Headshot of Joel Kaufman
DEOHS Professor Joel Kaufman

Breathing unfiltered air from rush-hour traffic significantly increased passengers’ blood pressure, both while in the car and up to 24 hours later, according to new research from the University of Washington.

The study was published Nov. 28 in the Annals of Internal Medicine and led by authors from the UW Department of Environmental & Occupational Health Sciences (DEOHS).

“The body has a complex set of systems to try to keep blood pressure to your brain the same all the time. It’s a very complex, tightly regulated system, and it appears that somewhere, in one of those mechanisms, traffic-related air pollution interferes with blood pressure,” said Dr. Joel Kaufman, a UW physician and DEOHS professor who led the study.

Long-term exposure to traffic-related air pollution — a complex mixture of exhaust from tailpipes, brake and tire wear, and road dust — has been linked to increased rates of cardiovascular disease, asthma, lung cancer and death.

An earlier experiment by Kaufman’s lab found that exposure to diesel exhaust fumes increased blood pressure in a controlled environment. The roadway traffic study was designed to test that finding in a real-world setting by isolating the effects of traffic-related air pollution.

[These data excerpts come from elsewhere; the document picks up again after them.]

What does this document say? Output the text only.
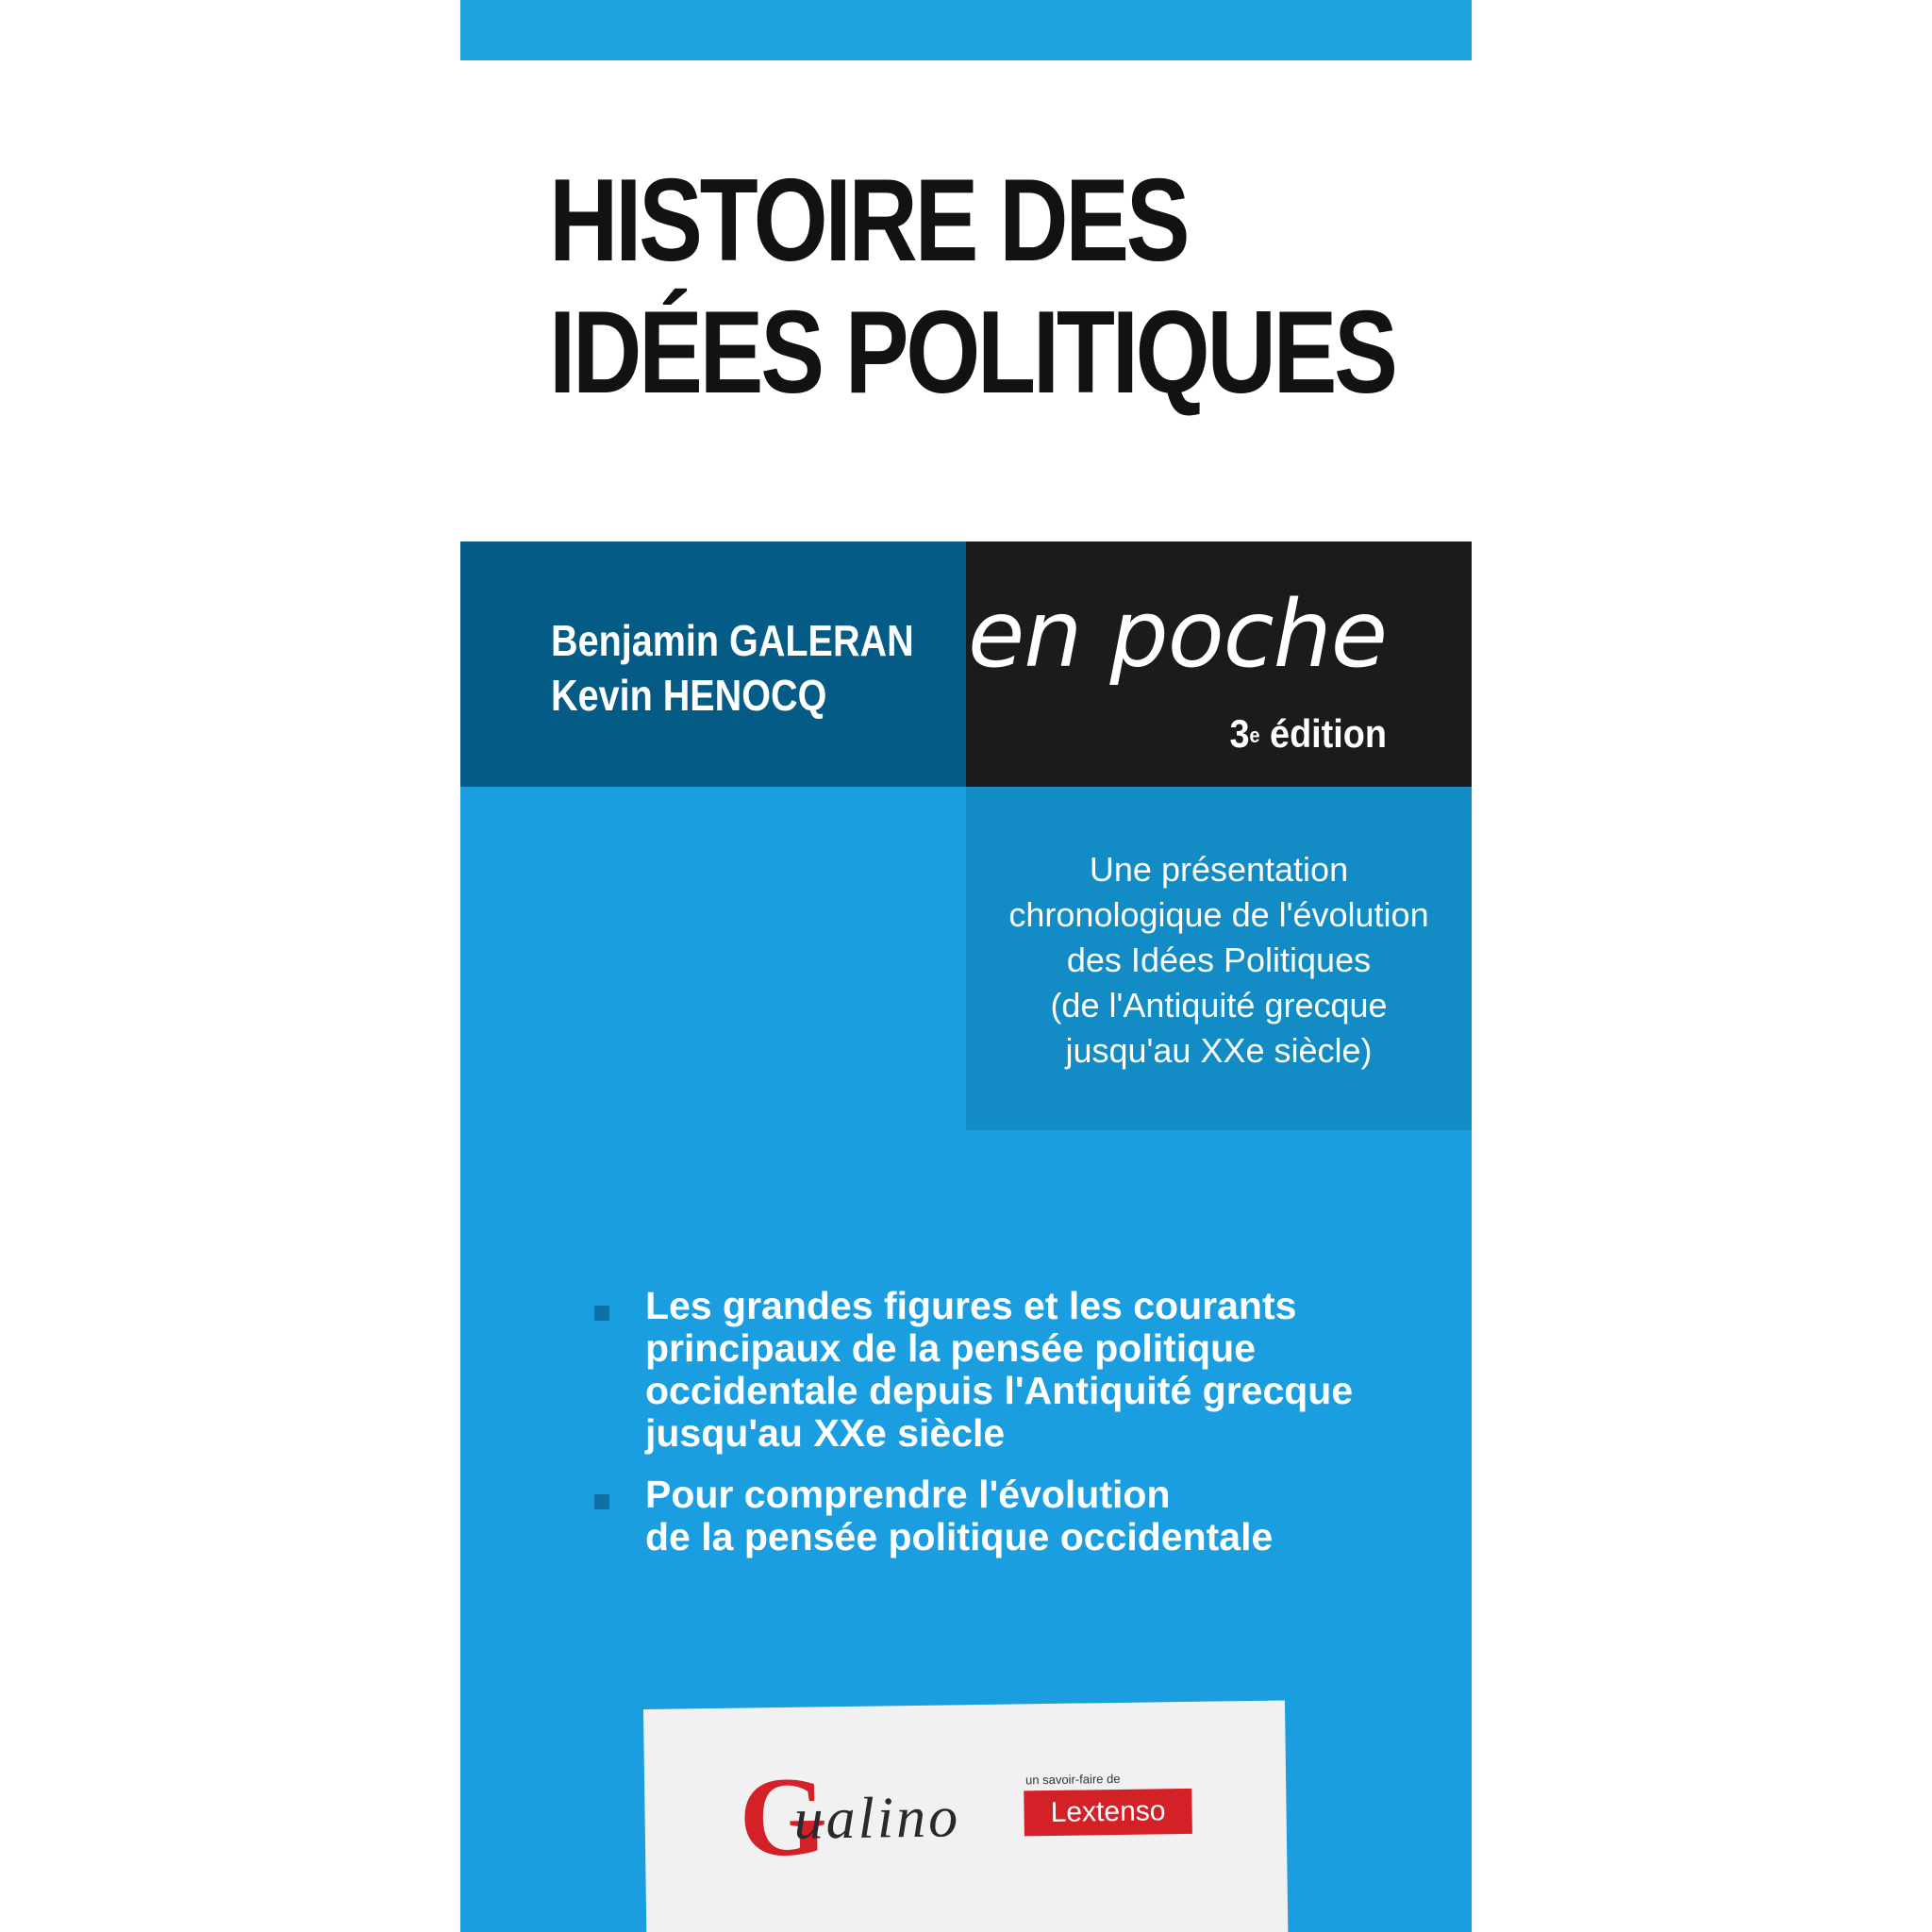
HISTOIRE DES
IDÉES POLITIQUES
Benjamin GALERAN
Kevin HENOCQ
en poche
3e édition
Une présentation
chronologique de l'évolution
des Idées Politiques
(de l'Antiquité grecque
jusqu'au XXe siècle)
Les grandes figures et les courants
principaux de la pensée politique
occidentale depuis l'Antiquité grecque
jusqu'au XXe siècle
Pour comprendre l'évolution
de la pensée politique occidentale
G
ualino
un savoir-faire de
Lextenso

Researchers drove healthy participants between the ages of 22 and 45 through rush-hour Seattle traffic while monitoring their blood pressure. On two of the drives, unfiltered road air was allowed to enter the car, mirroring how many of us drive.

On the third drive, the car was equipped with high-quality HEPA filters that blocked out 86% of particulate pollution. Participants did not know whether they were on a clean air drive or a roadway air drive.

Breathing unfiltered air resulted in net blood pressure increases of more than 4.50 mm Hg (millimeters of mercury) when compared to drives with filtered air. The increase occurred rapidly, peaking about an hour into the drive and holding steady for at least 24 hours. Researchers did not test past the 24-hour mark.

The size of the increase is comparable to the effect of a high-sodium diet.

“We know that modest increases in blood pressure like this, on a population level, are associated with a significant increase in cardiovascular disease,” Kaufman said. “There is a growing understanding that air pollution contributes to heart problems. The idea that roadway air pollution at relatively low levels can affect blood pressure this much is an important piece of the puzzle we’re trying to solve.”

The findings also raise questions about ultrafine particles, an unregulated and little-understood pollutant that has become a source of growing concern among public health experts.

Ultrafine particles are less than 100 nanometers in diameter, much too small to be seen. Traffic-related air pollution contains high concentrations of ultrafine particles. In the study, unfiltered air contained high levels of ultrafine particles, though the overall level of pollution as measured by fine particle concentration (PM 2.5) was relatively low, equivalent to an AQI of 36.

“Ultrafine particles are the pollutant that were most effectively filtered in our experiment – in other words, where the levels are most dramatically high on the road and low in the filtered environment,” Kaufman said. “So, the hint is that ultrafines may be especially important [for blood pressure]. To actually prove that requires further research, but this study provides a very strong clue as to what’s going on.”

Traffic-related air pollution is the main cause of air quality variation from community to community in most US metropolitan areas.

“This study is exciting because it takes the gold-standard design for laboratory studies and applies it in an on-roadway setting, answering an important question about the health effects of real-world exposures," said Michael Young, a former DEOHS postdoctoral fellow and lead author of the new study. 

"Studies on this topic often have a challenging time separating the effects of pollution from other roadway exposures like stress and noise, but with our approach, the only difference between drive days was air pollution concentration,” Young said. “The findings are valuable because they can reproduce situations that millions of people actually experience every day.”

This research was funded by the US Environmental Protection Agency and the National Institutes of Health.

Other authors are Karen Jansen, Kristen Cosselman, James Stewart, Timothy Larson, Dr. Coralynn Sack and Sverre Vedal of DEOHS; Timothy Gould of the UW Department of Civil and Environmental Engineering; and Adam Szpiro of the Department of Biostatistics.